Bu tür bir düşünce, toplum sorunlarını incelemek için özellikle yanıltıcı bir yoldur. Aslında birçok halde doğayı incelemek için de öyledir. Hayatın aritmetik dizgeleri veya geometrik şekilleri vardır ama düzeyler karmaşıklaştıkça bunlara bağlı kalmaz. Basit haliyle matematikle (ya da fizik ve kimya formülleriyle) ifade edilebilen örgülerin giderek karmaşıklaşan düzeyleri ortaya çıktıkça, bunlar arasında bağlantı kurulması zorlaşır, nihayetinde olanaksız hale gelir.
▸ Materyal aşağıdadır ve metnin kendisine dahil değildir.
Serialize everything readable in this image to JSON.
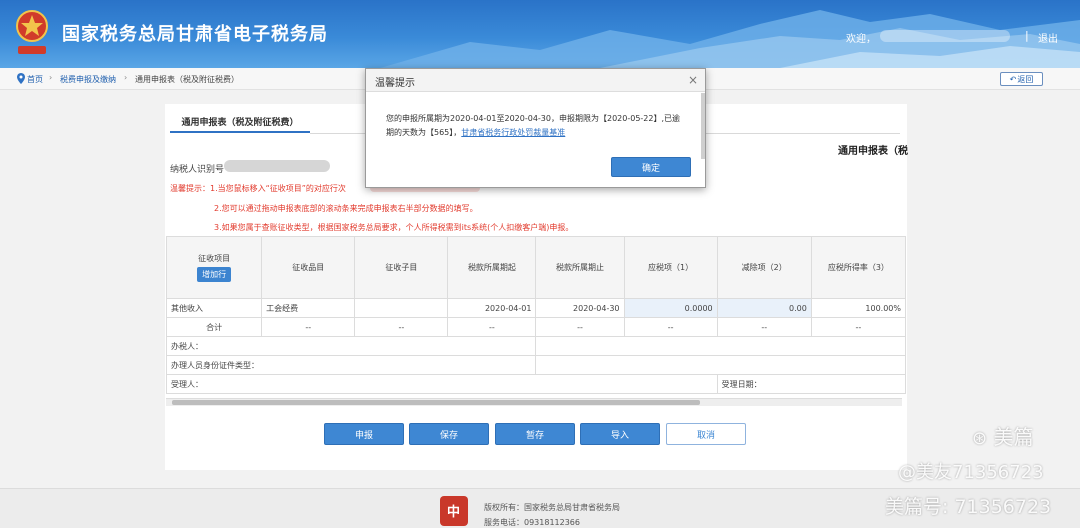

Nitekim, doğadaki dört temel güç arasındaki temel ilişkileri ortaya koyması beklenen birleşik alan teorisi bir türlü formüle edilemiyor. Tıpkı insan davranışlarının formüle edilememesi ve toplumsal analizlerin gerçekleşenlere uygun düşmemesi gibi. Günümüzde evrenin işleyişiyle ilgili modellemelerin işlerli olması için evrendeki varlığın % 85'inin (başka rakamlar da var) karanlık madde veya karanlık enerji olması gerektiği anlaşılıyor. Bunun içinde yaşıyoruz ama ne olduğunu bilmiyoruz.
......
Bununla birlikte,
Elbette neden-sonuç arasında doğrusal bir münasebetin olduğu sayısız durum vardır. Ama bunların toplamından çıkacak olan şey karışıklıktır, çünkü mantık yürütme uzadıkça araya giren sayısız faktörü analize dahil etmek olanaksız hale gelir.
.....
Çoğu durumları basit neden-sonuç ilişkileri bularak değil, karmaşıklığın içindeki önemli faktörleri sezerek bulabilirsiniz.
.....
İnsan zihni basit açıklamalara yatkın olup düşünmekten kaçar. Bu nedenle (linear mantıkla) çözümsüzlük içerisinde bocalar. Bunu aşmak için doğru sezgiler ise kolay bulunmaz. Yanlış sezgiler ise gayet boldur. Ancak doğrusal düşüncenin ötesine geçip karmaşıklık içerisinde daha önemli unsurları doğru tespit edebilirsek -ki bu çoğu zaman ideolojik tutumdan uzaklaşmayı iktiza eder- terakki kaydedebiliriz.
.....
Doğaya veya topluma bakışlar doğrusal, dikey, yatay, sıçramalı, akışkan, kümeli, kademeli, diferansiyel veya başka şekillerde olabilir. Adını siz koyun. Her birisi belli dönemlerde, belli, toplumlarda öne çıkar. Örneğin paleolotik çağ insanının yatay bakışı doğayı daha derinden kavrarken, neolitik sonrasında dikey ve hiyerarşik bakış kabileden devlete, totemden zigurata geçiş sürecinin karmaşıklıkları ve acıları içerisindeki insanın düşüncesini sınırlamıştır. Bazı toplumların insanları dünyaya yalınkat bakarken, kimileri de görüntünün arkasında gizlenmiş bir mana arar. vs.
.....
Hepimiz düşünce yoluyla bir şeylere ulaşmaya çalışıyoruz. Üstelik bunlar bilinmeyen şeyler. Ancak düşüncenin zihinde nasıl oluştuğunu bile bilmiyoruz. Bilinmeyeni nasıl düşünüyoruz?
Buna rağmen hepimiz, hiç değilse bazı alanlarda iddialı bireyleriz. Valla helal olsun. Bu özgüven de olmasa nasıl sıkarız o kadar palavrayı. Hadi kolay gelsin.